10.切土のり面工の健全度評価手法

 切土のり面工背面の地山が風化により土砂化した場合、その風化層によってのり面工に徐々に負荷がかかり、やがてのり面工が不安定化することが懸念されます(図1)。そこで、のり面工背面の風化層を模擬した模型地盤を用いて土圧測定実験を行い、風化層の土圧特性を解明するとともに、切土のり面工の安定性を評価する方法を検討し、地山の風化を考慮した切土のり面工の健全度評価手法としてまとめました。

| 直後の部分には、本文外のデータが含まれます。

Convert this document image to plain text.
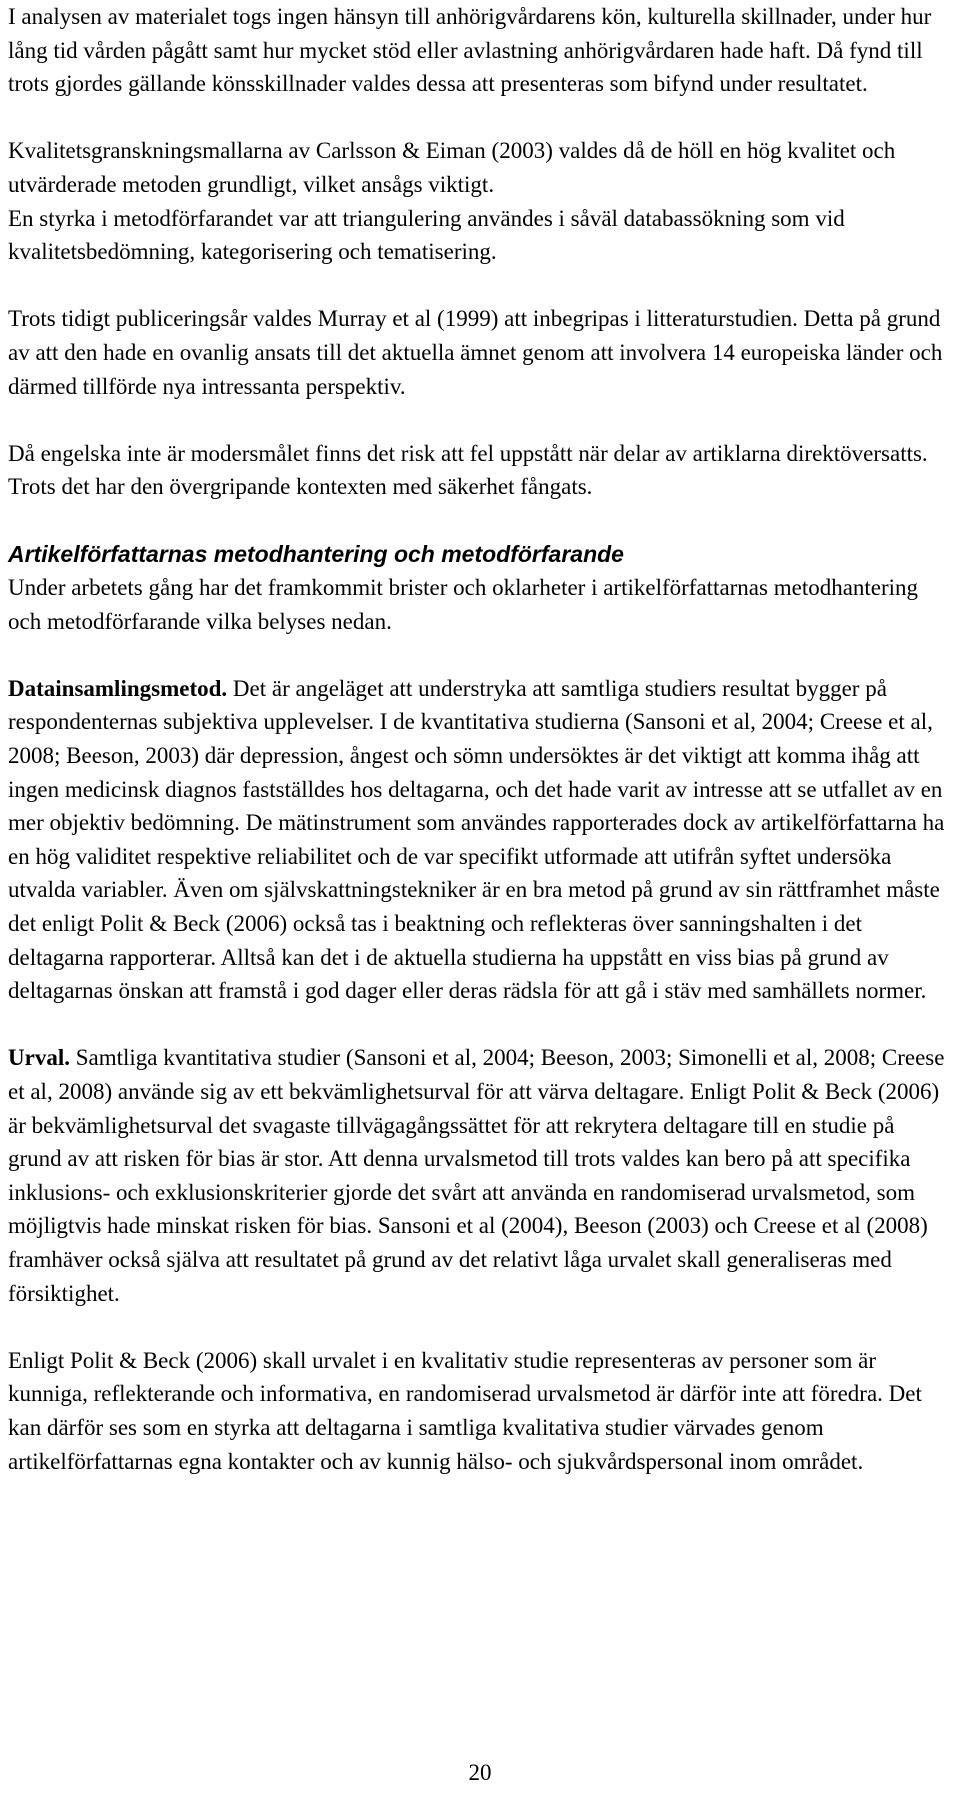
I analysen av materialet togs ingen hänsyn till anhörigvårdarens kön, kulturella skillnader, under hur lång tid vården pågått samt hur mycket stöd eller avlastning anhörigvårdaren hade haft. Då fynd till trots gjordes gällande könsskillnader valdes dessa att presenteras som bifynd under resultatet.

Kvalitetsgranskningsmallarna av Carlsson & Eiman (2003) valdes då de höll en hög kvalitet och utvärderade metoden grundligt, vilket ansågs viktigt.

En styrka i metodförfarandet var att triangulering användes i såväl databassökning som vid kvalitetsbedömning, kategorisering och tematisering.

Trots tidigt publiceringsår valdes Murray et al (1999) att inbegripas i litteraturstudien. Detta på grund av att den hade en ovanlig ansats till det aktuella ämnet genom att involvera 14 europeiska länder och därmed tillförde nya intressanta perspektiv.

Då engelska inte är modersmålet finns det risk att fel uppstått när delar av artiklarna direktöversatts. Trots det har den övergripande kontexten med säkerhet fångats.

Artikelförfattarnas metodhantering och metodförfarande

Under arbetets gång har det framkommit brister och oklarheter i artikelförfattarnas metodhantering och metodförfarande vilka belyses nedan.

Datainsamlingsmetod. Det är angeläget att understryka att samtliga studiers resultat bygger på respondenternas subjektiva upplevelser. I de kvantitativa studierna (Sansoni et al, 2004; Creese et al, 2008; Beeson, 2003) där depression, ångest och sömn undersöktes är det viktigt att komma ihåg att ingen medicinsk diagnos fastställdes hos deltagarna, och det hade varit av intresse att se utfallet av en mer objektiv bedömning. De mätinstrument som användes rapporterades dock av artikelförfattarna ha en hög validitet respektive reliabilitet och de var specifikt utformade att utifrån syftet undersöka utvalda variabler. Även om självskattningstekniker är en bra metod på grund av sin rättframhet måste det enligt Polit & Beck (2006) också tas i beaktning och reflekteras över sanningshalten i det deltagarna rapporterar. Alltså kan det i de aktuella studierna ha uppstått en viss bias på grund av deltagarnas önskan att framstå i god dager eller deras rädsla för att gå i stäv med samhällets normer.

Urval. Samtliga kvantitativa studier (Sansoni et al, 2004; Beeson, 2003; Simonelli et al, 2008; Creese et al, 2008) använde sig av ett bekvämlighetsurval för att värva deltagare. Enligt Polit & Beck (2006) är bekvämlighetsurval det svagaste tillvägagångssättet för att rekrytera deltagare till en studie på grund av att risken för bias är stor. Att denna urvalsmetod till trots valdes kan bero på att specifika inklusions- och exklusionskriterier gjorde det svårt att använda en randomiserad urvalsmetod, som möjligtvis hade minskat risken för bias. Sansoni et al (2004), Beeson (2003) och Creese et al (2008) framhäver också själva att resultatet på grund av det relativt låga urvalet skall generaliseras med försiktighet.

Enligt Polit & Beck (2006) skall urvalet i en kvalitativ studie representeras av personer som är kunniga, reflekterande och informativa, en randomiserad urvalsmetod är därför inte att föredra. Det kan därför ses som en styrka att deltagarna i samtliga kvalitativa studier värvades genom artikelförfattarnas egna kontakter och av kunnig hälso- och sjukvårdspersonal inom området.

20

 土圧測定実験の結果、土砂化した風化層の土圧は、のり面工および健全な地山から受ける摩擦抵抗によって、一般的な土圧算定式で求められる値よりも小さくなることを明らかにしました(図2)。これらの実験結果を基に、風化層の厚さの影響を適正に考慮した土圧評価式を提案しました。また、この土圧評価式を様々な条件に適用して安定解析を行い、のり面の高さ、風化層の強度、勾配、風化厚さをパラメータとした切土のり面工の安定性評価ノモグラムを作成しました(図3)。
 このようなノモグラムを用いた安定性評価手法や効果的な調査方法などを示した「切土のり面工の健全度評価マニュアル」を作成し、現場への普及を図る予定です。